Where do residents of Switzerland plan to spend their summer holidays?
Residents of Switzerland like to spend their holidays on Mediterranean beaches. Photo by AFP

After three months of being stuck at home and living under various restrictions, staycations are the last thing that many of Switzerland’s residents want to do this summer.

“People often tell us that they don’t want to have the destination of their holidays imposed on them”, Stéphane Jayet, vice-president of the Swiss Travel Federation told RTS television

And Rafael Matos, a tourism teacher at HES-SO in Valais, added that “the Swiss are among the nationalities which travel the most. And we have the right to travel.
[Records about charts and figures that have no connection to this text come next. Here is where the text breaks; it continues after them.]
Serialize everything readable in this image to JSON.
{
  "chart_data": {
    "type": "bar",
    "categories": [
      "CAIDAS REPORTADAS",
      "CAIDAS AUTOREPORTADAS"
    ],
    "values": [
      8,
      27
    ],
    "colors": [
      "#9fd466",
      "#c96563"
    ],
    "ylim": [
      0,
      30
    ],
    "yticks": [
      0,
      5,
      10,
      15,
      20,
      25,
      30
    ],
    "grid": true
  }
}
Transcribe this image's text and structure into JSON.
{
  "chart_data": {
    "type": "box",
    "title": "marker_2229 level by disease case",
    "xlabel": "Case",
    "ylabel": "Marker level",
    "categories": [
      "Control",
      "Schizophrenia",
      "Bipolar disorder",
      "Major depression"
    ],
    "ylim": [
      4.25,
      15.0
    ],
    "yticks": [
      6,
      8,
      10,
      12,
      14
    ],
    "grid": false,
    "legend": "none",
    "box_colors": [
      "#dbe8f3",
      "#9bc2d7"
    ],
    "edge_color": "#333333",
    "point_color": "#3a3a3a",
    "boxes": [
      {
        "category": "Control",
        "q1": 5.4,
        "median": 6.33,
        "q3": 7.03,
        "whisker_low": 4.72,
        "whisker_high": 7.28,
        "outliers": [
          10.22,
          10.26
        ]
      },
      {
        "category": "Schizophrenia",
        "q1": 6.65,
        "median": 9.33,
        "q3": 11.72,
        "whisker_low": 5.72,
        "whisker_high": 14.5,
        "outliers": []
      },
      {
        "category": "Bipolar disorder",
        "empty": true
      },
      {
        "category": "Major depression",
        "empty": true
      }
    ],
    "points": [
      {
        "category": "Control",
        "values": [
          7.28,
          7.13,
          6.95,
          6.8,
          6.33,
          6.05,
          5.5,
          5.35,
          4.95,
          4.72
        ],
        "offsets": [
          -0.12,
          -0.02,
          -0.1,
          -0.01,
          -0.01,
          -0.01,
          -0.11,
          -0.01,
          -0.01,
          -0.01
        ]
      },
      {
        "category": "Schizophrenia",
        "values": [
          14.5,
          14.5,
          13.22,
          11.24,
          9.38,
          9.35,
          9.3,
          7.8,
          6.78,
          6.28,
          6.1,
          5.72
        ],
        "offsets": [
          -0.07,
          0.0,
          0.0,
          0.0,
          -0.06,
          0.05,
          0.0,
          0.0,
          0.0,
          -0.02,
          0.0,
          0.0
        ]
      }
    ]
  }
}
It has almost become a human right “.

This year, Switzerland’s public dreams of relaxing by a warm sea, in the shade of palm trees.

A new survey shows that only 19 percent of residents will likely heed the call of tourism authorities and stay in Switzerland this summer. 

The other 80 percent said they would like to vacation in the Mediterranean countries, but mostly in those that are accessible by car or train, since flight schedules may be uncertain in the foreseeable future.

That means Italy and France, both of which can be reached by car or train within five or six hours from Switzerland. 

READ MORE: Where can you travel in Europe? EU launches new website to help tourists 

But unlike previous years, when most people used to book their holidays well ahead of time, this summer “a lot of people will opt for the ‘last-minute’ deals”, Jayet said.

Foreign vacations seemed impossible just weeks ago, when European countries closed their borders amid the spreading Covid-19 pandemic.

 In April, the majority of Switzerland’s public planned to stay in the country for their holidays.

In fact, tourism authorities are urging residents to spend their summer holidays in the country to help the sector rebound from the huge losses it suffered during the Covid-19 crisis — nearly 9 billion francs in revenue since the beginning of the pandemic in mid-March. 

Officials even launched two campaigns, ‘We need Switzerland’ and ‘Clean and Safe’ to entice people to stay.